In the emergency room, the staff neurologist, an Army major, is talking to one of the newly delivered soldiers who is conscious and seems to mumble in reply. The dustoff medics reported that these three soldiers were in the vicinity of an explosion, and the neurologist believes that a blast affecting the brain must be diagnosed and treated right away. Concussion has been a problem in all modern wars—think of “shell shock” in World War I—and the prescribed treatment has always been the same: rest. But until he talks to the soldiers and observes them, the neurologist doesn’t know whether he is looking at a simple concussion, which the military labels “mTBI” (mild traumatic brain injury), or a far more serious brain injury.
Unlike the Bagram surgeons who read the cause of injury in the wounds themselves, the neurologist wants to know exactly what happened. It’s the history, and not the all-too-common symptoms— headache, nausea, memory loss, and so on—that will tell him whether or not the soldier is a candidate for the little rest home he runs on the base. There, a concussed soldier can sleep and eat well, play diagnostic board games with the doctor’s good-natured assistant, and maybe even get to hang out with Timmy, a golden retriever who exudes an incomparable kind of canine comfort.
I had visited that barracks a few days earlier to talk with three recuperating young soldiers. Two of them told me terrible sad stories of blasts that vaporized friends nearby and then moved on, like a tornado cutting a swathe across a prairie, to level those walking some distance away. The third soldier had been blown out of the passenger seat of an armored personnel carrier when an IED ex ploded beneath the driver. The neurologist said, “Seeing a concussion a day or two after it happens is completely different from seeing it even a couple of weeks later. By then, it’s a different animal.”

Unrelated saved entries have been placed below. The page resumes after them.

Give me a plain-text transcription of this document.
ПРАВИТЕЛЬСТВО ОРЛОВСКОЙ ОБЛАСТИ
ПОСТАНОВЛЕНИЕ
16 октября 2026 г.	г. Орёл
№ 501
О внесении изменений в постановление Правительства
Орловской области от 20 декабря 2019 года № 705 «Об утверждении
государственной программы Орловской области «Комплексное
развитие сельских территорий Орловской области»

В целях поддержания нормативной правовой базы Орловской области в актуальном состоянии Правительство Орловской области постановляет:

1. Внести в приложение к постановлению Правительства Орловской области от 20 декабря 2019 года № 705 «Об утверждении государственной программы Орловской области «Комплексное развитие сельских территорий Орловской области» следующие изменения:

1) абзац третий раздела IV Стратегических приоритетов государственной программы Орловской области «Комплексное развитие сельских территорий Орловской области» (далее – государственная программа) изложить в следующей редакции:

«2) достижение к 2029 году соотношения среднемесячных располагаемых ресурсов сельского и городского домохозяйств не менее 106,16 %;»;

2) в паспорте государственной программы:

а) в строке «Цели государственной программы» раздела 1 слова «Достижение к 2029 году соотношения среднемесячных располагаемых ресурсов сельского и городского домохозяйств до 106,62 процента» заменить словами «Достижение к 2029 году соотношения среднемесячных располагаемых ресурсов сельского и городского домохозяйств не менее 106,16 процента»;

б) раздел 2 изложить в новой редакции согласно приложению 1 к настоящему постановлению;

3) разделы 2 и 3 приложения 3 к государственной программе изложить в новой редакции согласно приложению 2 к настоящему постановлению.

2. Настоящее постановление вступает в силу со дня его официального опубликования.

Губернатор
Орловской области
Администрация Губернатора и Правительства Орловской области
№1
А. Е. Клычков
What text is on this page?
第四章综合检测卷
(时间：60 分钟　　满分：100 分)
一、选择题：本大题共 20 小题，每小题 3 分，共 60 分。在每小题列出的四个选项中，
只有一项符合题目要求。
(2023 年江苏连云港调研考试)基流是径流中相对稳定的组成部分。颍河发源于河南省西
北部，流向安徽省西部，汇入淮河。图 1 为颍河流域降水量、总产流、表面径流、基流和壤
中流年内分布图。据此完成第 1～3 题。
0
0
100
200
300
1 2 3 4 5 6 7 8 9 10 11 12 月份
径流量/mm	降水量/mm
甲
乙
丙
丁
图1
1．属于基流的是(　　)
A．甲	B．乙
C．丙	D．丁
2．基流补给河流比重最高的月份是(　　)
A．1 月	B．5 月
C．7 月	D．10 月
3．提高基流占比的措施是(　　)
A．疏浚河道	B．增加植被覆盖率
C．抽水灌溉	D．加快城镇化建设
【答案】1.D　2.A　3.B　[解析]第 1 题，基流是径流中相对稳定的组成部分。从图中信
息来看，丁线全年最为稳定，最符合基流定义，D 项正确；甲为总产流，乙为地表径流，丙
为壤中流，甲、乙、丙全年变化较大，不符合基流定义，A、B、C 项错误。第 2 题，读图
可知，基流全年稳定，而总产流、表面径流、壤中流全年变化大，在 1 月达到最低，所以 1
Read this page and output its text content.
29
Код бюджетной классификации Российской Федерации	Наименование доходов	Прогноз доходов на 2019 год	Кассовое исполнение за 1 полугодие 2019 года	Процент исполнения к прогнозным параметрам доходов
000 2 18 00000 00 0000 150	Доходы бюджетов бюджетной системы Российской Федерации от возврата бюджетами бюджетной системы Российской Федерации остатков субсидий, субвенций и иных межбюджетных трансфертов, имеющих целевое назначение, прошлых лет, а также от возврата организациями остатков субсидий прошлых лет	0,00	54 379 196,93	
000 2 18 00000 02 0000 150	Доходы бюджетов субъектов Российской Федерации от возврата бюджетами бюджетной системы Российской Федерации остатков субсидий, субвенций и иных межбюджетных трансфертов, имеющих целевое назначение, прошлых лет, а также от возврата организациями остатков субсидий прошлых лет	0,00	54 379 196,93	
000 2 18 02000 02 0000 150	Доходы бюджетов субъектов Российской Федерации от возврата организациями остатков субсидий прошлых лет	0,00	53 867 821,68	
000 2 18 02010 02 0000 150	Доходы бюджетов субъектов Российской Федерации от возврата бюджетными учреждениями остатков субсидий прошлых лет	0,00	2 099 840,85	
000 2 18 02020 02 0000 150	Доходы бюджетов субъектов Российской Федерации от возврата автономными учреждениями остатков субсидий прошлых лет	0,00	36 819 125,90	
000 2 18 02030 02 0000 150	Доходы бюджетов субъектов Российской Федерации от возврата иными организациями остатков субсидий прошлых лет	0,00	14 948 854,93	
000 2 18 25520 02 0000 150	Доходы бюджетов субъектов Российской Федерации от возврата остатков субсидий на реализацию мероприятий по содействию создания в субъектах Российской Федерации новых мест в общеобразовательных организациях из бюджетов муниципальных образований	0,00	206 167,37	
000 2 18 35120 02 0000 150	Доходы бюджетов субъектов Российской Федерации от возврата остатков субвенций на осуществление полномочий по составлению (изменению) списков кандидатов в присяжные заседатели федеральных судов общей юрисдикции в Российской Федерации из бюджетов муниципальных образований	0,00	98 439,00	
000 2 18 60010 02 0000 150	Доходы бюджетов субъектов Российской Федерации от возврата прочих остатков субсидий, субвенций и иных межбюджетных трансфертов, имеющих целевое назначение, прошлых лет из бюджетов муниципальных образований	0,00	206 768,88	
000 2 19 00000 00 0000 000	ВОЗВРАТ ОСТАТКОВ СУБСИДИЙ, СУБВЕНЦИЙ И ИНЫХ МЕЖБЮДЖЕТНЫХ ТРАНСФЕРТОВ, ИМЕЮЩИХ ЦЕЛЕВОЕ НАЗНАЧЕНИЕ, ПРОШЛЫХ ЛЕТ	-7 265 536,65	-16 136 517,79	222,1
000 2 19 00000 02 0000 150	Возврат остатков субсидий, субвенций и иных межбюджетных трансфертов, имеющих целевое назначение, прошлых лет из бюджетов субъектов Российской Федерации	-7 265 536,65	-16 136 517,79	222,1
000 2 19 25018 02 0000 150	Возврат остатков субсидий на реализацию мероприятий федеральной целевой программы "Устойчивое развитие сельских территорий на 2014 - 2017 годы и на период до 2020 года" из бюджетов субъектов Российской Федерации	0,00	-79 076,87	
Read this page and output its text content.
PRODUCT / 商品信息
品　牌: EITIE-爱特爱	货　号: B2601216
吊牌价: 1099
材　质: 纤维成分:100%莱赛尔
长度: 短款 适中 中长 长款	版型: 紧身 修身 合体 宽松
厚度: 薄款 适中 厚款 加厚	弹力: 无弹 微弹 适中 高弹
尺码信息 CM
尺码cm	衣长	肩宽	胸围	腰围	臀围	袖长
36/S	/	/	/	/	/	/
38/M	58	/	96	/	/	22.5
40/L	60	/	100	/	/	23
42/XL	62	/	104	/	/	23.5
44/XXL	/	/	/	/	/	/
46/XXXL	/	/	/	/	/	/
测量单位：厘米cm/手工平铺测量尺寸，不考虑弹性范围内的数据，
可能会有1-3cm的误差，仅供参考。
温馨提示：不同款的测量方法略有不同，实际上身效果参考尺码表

Visiting his resting soldiers I can see for myself. Edgy and brittle, they slump in armchairs looking pale and exhausted. They seem startled to have a civilian visitor. They are willing to talk with me, but our conversations take place as if on tiptoe. They are nervous and tentative. The youngest soldier, only 18, who came in just the day before, is still tightly wound in anticipation of the next blast. Timmy, the therapy dog, crosses the room to sit beside him, and the boy reaches out to touch him.